Henry Kuerer, MD, PhD
A prospective study is investigating whether breast cancer surgery can be eliminated in patients who respond well to neoadjuvant systemic therapy.
The phase II single-center trial, conducted out of The University of Texas MD Anderson Cancer Center (NCT02945579), aims to determine how often breast cancer recurs in patients who previously received chemotherapy and follow-up radiation therapy, but not surgery, and have no evidence of disease. Forty patients with early-stage, triple-negative or HER2-positive breast cancer care underwent image-guided biopsy after completing chemotherapy and before beginning radiation therapy to see if surgery is necessary.
With follow-up, explains lead author Henry M. Kuerer, MD, PhD, researchers will be able to determine whether surgery can, indeed, be avoided in these patients. A concern among many with breast cancer, he adds, is overtreatment.
Kuerer, a professor of Surgery at The University of Texas MD Anderson Cancer Center, lectured on surgical advancements in the field of breast cancer during the 2017 OncLive®
State of the Science Summit on Treatment of Metastatic Breast Cancer. In an interview, he discussed the goals of the prospective trial and how it could impact these exceptional responders.
OncLive: Could you give an overview of your discussion on surgical management in breast cancer?
: We are very excited about a new trial at The University of Texas MD Anderson Cancer Center that is just about to open. It is potentially groundbreaking for patients, in that we are going to try to eliminate breast cancer surgery for those who have an exceptional response to neoadjuvant therapy. We've known for quite some time that there are some patients with exceptional responses, even after a few cycles.
However, we particularly know for triple-negative breast cancer (TNBC) and HER2-neu–positive breast cancer that these patients overall, with standard therapies, have about a 50% chance of having no residual breast cancer at all. We have an obligation to test whether or not surgery is essential in those patients. The problem has been breast imaging; even the best and most advanced techniques cannot predict, with any accuracy acceptable to clinicians, who has no residual disease, and whether moving on to radiotherapy without surgery could be potentially dangerous.
The new trial is open to women with tumors that are less than 5 centimeters, are triple-negative, and HER2-neu. Patients who are responding and, in which we can sample with extensive vacuum-assisted biopsies at the end—just like we do at the beginning of therapy to make a diagnosis—and those patients without residual disease will go on to receive standard radiation without surgery.
We have moved to this point only with the completion of our feasibility clinical trial to assess whether or not we can accurately identify patients using biopsy with imaging to select patients without residual disease. Of course, safety is prime in our mind on testing this, so our completed clinical trial was for the same patient population of TNBC and HER2-neu. We had an endpoint of vacuum-assisted core biopsy along with fine-needle aspiration (FNA) to see the correlation of our ability to take that biopsy and to do our standard surgery and find out whether it is accurate.

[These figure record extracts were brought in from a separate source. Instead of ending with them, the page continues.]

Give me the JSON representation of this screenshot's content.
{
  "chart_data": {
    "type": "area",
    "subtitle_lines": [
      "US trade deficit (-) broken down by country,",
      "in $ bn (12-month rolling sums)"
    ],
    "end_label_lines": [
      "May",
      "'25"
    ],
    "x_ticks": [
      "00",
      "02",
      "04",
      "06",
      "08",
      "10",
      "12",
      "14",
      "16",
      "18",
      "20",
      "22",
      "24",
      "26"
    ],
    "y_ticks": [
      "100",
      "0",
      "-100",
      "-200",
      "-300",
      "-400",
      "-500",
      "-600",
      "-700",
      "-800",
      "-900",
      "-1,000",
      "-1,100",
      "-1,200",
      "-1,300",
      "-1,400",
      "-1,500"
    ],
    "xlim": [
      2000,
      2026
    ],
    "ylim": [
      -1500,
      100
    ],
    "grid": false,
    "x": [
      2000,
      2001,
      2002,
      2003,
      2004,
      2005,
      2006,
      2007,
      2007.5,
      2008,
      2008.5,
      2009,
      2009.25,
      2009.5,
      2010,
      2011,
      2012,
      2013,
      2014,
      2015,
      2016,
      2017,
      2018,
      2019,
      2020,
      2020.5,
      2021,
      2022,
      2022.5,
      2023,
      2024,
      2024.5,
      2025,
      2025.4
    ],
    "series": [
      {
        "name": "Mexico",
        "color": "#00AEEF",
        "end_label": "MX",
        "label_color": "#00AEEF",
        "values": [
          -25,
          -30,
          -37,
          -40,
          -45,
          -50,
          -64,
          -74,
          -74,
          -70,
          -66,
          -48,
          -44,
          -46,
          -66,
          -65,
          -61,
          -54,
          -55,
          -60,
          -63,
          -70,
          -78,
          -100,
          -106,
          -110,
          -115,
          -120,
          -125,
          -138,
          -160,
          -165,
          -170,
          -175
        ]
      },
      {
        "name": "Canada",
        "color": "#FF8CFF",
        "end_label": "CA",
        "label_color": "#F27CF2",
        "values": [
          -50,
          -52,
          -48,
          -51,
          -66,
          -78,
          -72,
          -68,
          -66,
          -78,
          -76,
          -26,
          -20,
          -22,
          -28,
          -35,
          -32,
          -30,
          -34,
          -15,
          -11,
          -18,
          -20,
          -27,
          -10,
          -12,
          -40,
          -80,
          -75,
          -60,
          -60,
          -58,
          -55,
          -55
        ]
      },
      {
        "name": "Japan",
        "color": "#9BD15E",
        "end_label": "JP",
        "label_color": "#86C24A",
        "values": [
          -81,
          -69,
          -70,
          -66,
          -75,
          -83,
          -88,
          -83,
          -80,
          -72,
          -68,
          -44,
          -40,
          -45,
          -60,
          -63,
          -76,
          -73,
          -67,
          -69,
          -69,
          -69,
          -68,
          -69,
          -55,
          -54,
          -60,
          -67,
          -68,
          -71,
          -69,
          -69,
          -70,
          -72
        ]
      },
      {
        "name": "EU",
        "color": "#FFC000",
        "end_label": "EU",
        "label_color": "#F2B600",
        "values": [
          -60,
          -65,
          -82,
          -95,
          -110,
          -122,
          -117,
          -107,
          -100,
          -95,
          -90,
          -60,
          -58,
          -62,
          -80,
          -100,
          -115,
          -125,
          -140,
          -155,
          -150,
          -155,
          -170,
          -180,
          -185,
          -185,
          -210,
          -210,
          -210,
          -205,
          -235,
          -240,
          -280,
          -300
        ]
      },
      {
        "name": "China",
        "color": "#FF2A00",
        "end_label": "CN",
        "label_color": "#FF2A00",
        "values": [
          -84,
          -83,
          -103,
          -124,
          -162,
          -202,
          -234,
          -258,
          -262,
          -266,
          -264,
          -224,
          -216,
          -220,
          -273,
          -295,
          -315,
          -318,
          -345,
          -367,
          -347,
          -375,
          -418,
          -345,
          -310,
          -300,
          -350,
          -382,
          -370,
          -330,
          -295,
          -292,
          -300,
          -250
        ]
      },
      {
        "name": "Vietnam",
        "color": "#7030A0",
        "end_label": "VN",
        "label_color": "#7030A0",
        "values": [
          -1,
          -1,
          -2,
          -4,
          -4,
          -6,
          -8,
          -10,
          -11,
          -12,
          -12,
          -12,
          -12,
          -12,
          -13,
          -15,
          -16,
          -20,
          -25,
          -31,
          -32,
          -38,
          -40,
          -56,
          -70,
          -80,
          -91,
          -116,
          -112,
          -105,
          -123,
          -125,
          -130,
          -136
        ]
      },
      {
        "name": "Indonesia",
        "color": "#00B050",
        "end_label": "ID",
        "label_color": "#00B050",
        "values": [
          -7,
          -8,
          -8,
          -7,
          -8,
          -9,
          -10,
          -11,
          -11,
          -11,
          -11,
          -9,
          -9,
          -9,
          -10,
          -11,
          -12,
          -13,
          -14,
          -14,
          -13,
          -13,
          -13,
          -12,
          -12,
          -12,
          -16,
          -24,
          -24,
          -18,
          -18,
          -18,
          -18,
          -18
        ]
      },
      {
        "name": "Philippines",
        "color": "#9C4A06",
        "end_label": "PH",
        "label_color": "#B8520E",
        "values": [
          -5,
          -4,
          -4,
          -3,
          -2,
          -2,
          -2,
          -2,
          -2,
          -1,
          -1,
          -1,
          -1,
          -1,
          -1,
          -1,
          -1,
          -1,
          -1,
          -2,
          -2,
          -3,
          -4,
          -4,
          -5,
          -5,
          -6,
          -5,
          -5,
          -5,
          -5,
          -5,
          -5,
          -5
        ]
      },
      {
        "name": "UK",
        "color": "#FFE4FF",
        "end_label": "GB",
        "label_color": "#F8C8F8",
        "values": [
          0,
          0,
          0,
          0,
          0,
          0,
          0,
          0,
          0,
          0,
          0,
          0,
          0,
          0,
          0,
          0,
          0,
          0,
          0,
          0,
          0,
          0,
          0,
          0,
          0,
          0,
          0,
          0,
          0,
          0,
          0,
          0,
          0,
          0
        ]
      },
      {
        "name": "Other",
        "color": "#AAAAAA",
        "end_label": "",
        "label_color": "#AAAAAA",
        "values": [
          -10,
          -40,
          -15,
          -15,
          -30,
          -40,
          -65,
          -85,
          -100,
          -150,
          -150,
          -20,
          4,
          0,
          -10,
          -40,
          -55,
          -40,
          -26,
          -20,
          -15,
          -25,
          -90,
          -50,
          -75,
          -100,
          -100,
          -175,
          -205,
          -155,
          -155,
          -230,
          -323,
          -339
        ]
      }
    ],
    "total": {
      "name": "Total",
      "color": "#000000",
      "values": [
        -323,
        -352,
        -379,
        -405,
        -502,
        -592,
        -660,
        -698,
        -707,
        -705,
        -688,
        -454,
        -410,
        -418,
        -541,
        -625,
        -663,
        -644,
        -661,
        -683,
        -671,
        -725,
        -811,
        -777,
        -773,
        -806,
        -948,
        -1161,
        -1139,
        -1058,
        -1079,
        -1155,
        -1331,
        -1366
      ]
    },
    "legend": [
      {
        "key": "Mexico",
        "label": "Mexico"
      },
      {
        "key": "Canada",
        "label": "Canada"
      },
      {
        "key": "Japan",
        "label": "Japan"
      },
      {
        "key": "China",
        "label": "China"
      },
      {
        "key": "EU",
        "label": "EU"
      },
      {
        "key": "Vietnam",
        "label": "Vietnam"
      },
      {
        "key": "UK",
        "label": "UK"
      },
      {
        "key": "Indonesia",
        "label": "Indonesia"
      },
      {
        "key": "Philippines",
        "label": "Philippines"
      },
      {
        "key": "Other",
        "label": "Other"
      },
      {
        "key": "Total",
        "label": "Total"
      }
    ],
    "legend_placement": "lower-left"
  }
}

Essentially, this trial met its endpoints with a very high accuracy that combines those techniques. Their accuracy was nearly 98% with a false-negative rate of 5% and a predictive value of about 95%.
With that data, we can be confident that when we sample extensively, it will likely be safe to just move on and have radiotherapy without the surgery. Of course, when you have 1 patient in whom you missed the residual disease, you focus on that particular patient. We learned a lot from the trial in that, on average, there were 12 vacuum-assisted core biopsies—which is very good sampling.
The 1 patient where the core biopsy and the FNA did not show any residual disease, but actually did have residual disease, was a limited sampling with only 4 core biopsies. We learned from that trial that we are going to need to do extensive vacuum-assisted biopsy for the clinical trial where we eliminate the surgery.
What does surgery look like to you in the next 5 to 10 years?
What has changed so much over the years is the integration of neoadjuvant systemic therapy with surgery. Even for patients who present lymph node¬–positive disease, we now have a new technique called targeted axillary lymph node dissection. Here, we test the lymph node that had cancer prior to neoadjuvant therapy along with what we call the sentinel lymph nodes. We found that to be a very accurate method. We are eliminating more extensive surgery and lymph node surgery as well in probably 40% to 50% of cases.